The Real Minimum Wage and the Real Fed Funds Rate

I was reading PGL’s post about Mankiw’s latest whatever-it-is-one-calls-that-thing-that-Mankiw-does, and I had a thought. I’m kind of sick right now, so I don’t know if the thought only makes sense to me because I’m sick, or if there’s something to it.

So… fully prepared to be very embarrassed when my mind is back at work, here’s my thought….

Two of the basic inputs into production are capital and labor. There is a price floor on labor – its the minimum wage. But there is also a price floor on capital – its the fed funds rate. Just as few workers work at the minimum wage, most capital gets paid more than the fed funds rate, or at least the “real” fed funds rate, which would be the fed funds rate less the rate of inflation.

One difference between the minimum wage and the fed funds rate is that while the latter is sometimes raised, it is also sometimes lowered. Except that it isn’t a real difference… the real minimum wage, adjusted for inflation, is also lowered sometimes… in fact, it is usually being decreased. Simply keeping the minimum wage constant, as it has been kept for years now, lowers the real minimum wage.
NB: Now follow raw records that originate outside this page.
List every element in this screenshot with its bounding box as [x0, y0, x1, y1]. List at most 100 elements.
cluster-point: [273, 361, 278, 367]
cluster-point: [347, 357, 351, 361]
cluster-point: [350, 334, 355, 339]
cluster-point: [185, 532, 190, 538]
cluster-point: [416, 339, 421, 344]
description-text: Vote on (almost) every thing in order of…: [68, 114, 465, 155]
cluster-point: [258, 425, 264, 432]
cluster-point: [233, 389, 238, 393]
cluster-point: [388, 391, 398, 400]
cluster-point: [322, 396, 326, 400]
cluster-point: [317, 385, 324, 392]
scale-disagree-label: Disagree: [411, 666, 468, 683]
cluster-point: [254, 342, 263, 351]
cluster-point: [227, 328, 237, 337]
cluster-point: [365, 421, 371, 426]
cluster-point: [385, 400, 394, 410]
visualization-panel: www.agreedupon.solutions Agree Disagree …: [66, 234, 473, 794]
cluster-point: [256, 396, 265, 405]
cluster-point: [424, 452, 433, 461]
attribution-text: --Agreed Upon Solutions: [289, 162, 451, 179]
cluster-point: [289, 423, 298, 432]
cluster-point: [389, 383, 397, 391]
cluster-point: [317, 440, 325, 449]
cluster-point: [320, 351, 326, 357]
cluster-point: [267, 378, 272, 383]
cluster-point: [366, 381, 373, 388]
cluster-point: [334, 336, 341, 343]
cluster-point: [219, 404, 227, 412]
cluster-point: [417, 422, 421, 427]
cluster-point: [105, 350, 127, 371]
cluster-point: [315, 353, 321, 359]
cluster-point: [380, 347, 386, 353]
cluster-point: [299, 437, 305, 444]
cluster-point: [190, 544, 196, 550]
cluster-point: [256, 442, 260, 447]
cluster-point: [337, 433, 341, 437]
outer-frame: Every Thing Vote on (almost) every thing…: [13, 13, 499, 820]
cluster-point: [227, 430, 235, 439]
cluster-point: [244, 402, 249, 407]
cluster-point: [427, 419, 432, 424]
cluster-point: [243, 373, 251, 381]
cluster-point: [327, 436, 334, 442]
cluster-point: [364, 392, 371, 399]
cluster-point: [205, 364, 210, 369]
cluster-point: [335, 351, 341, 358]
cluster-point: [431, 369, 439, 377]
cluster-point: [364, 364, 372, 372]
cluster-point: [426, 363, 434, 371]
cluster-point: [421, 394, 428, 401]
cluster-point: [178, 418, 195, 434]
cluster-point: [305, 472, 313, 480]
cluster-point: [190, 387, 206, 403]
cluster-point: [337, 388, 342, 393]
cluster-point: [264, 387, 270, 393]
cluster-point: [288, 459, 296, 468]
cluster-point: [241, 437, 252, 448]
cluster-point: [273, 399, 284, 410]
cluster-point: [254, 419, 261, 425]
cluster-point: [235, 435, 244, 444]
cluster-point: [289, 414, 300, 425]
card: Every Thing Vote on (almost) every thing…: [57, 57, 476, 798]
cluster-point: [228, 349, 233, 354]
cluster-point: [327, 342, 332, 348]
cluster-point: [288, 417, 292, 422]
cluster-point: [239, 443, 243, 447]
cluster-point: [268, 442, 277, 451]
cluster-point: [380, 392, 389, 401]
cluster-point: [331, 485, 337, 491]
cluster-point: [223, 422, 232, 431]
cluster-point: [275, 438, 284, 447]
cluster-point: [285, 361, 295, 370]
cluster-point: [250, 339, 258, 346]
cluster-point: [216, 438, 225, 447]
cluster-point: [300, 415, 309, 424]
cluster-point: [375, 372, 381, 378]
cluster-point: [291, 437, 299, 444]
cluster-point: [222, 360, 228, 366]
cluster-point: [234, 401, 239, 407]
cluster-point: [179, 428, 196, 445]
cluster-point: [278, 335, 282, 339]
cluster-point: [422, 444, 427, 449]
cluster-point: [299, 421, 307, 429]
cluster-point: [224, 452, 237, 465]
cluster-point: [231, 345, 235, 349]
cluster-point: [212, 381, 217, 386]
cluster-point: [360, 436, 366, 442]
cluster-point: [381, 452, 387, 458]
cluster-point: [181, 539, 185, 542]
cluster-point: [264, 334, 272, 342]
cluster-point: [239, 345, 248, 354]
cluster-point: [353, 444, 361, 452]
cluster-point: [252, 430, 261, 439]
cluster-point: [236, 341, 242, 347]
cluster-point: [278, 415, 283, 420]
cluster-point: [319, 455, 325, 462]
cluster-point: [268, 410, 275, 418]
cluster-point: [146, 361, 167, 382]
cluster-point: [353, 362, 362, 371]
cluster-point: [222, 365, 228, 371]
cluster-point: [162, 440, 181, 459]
Now, raising the cost of capital can decrease the amount of capital that gets used, slowing down the economy. (It doesn’t always… sometimes even raising the price floor doesn’t bring it to the market clearing level.) Lowering the cost of capital can increase the amount of capital that gets used (again, with the caveat above the market clearing price), which can overheat the economy.

So what are the differences between the real Fed Funds rate and the real minimum wage? From what I can tell, they are these:
1. The nominal wage is sticky downward, so decreases in the real minimum wage are bounded by the rate of inflation. The real Fed Funds rate can be decreased more quickly.
2. The folks who have political power in this country control capital, not labor. Capital is more valuable, regardless of the cost of capital itself, when labor is cheap.
3. I imagine Mankiw would have a conniption if anyone ever advocated a slow constant deterioration in the real fed funds rate.

Anyway, that’s about all the brain is producing right now. So tell me what’s wrong with what I just wrote.

Update. Corrected typo pointed out by Laurent GUERBY.